Coach, Educator, Speaker, USPTA Master Professional

2015 USPTA Member of the Year

I am most excited about the new USTA University initiative, where the goal is to add many more Professional Tennis Management programs across the country. I know that the population of tennis teaching professionals in our country is aging and the pipeline is not nearly full enough to replace all the experienced and quality teaching pros who will be retiring in coming years.

My goal is to help other teaching pros through the tennisdrills.tv website, which supplies more than 1,700 tennis drills to make their practices better and their jobs easier.

Doug Booth and Nancy Horowitz

Executive Director, USTA Florida, and President, USTA Florida

2015 USTA Section of the Year

We’re excited about the opening of the USTA National Campus in Orlando and the impact of once again having a research and development arm of USTA, like we did in the 1970s and ’80s with Eve Kraft and Henry Talbert in Princeton, N.J. Some of our most influential programs and leaders originated in Princeton.

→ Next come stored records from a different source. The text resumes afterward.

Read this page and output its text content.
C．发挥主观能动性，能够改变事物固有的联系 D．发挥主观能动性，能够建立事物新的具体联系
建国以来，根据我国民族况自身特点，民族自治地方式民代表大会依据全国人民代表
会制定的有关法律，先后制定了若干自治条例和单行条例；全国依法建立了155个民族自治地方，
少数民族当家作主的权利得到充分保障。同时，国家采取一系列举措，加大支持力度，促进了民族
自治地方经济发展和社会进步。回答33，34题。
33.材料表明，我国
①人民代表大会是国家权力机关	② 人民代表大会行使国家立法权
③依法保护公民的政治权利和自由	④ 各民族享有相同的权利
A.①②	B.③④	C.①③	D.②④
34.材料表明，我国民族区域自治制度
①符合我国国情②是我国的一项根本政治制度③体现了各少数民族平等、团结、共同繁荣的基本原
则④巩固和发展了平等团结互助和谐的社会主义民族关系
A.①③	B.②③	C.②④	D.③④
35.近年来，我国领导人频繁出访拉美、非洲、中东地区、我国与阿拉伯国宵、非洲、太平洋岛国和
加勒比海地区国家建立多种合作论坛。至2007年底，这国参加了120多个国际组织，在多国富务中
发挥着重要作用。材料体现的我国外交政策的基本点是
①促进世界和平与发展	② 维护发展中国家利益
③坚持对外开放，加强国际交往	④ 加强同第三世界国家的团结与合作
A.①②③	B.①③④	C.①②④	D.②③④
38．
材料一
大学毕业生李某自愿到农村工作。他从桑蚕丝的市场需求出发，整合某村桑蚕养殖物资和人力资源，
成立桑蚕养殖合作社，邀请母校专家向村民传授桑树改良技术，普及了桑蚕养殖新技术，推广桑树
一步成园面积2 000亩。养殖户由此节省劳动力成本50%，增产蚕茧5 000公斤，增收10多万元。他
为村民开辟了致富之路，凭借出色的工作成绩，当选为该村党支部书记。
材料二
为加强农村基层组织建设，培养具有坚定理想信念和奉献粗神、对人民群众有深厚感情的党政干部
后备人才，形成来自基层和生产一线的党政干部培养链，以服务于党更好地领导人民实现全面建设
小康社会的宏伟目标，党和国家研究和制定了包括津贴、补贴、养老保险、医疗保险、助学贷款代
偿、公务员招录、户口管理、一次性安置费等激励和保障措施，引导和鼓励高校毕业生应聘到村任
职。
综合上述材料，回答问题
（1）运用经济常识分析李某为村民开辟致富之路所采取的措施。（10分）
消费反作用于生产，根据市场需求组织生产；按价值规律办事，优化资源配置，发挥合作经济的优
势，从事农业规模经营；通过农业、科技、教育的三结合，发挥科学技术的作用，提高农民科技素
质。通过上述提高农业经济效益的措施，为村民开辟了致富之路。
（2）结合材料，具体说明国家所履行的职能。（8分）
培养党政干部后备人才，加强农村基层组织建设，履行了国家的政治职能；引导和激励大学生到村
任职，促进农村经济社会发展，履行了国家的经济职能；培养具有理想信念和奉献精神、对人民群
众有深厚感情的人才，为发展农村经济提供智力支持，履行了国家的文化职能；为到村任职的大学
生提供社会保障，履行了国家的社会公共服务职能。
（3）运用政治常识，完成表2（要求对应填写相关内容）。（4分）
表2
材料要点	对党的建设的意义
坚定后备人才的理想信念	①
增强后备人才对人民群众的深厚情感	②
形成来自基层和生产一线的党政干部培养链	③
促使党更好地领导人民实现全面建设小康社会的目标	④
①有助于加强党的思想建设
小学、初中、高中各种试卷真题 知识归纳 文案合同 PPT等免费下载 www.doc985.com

The new National Campus will help us impact the growth of tennis in many ways, and it will bring people from all over to this one area for education and events. Doing so will enhance the collaboration of tennis organizations.

With USTA Florida moving to new headquarters adjacent to the National Campus in Orlando, we hope to use the campus as an example to improve public tennis facilities and programs throughout Florida that will help grow our sport. We look forward to the continued teamwork between volunteers and staff to advance tennis for all, and increasing school participation on all levels to develop players for a lifetime. Our industry is poised to have breakout growth!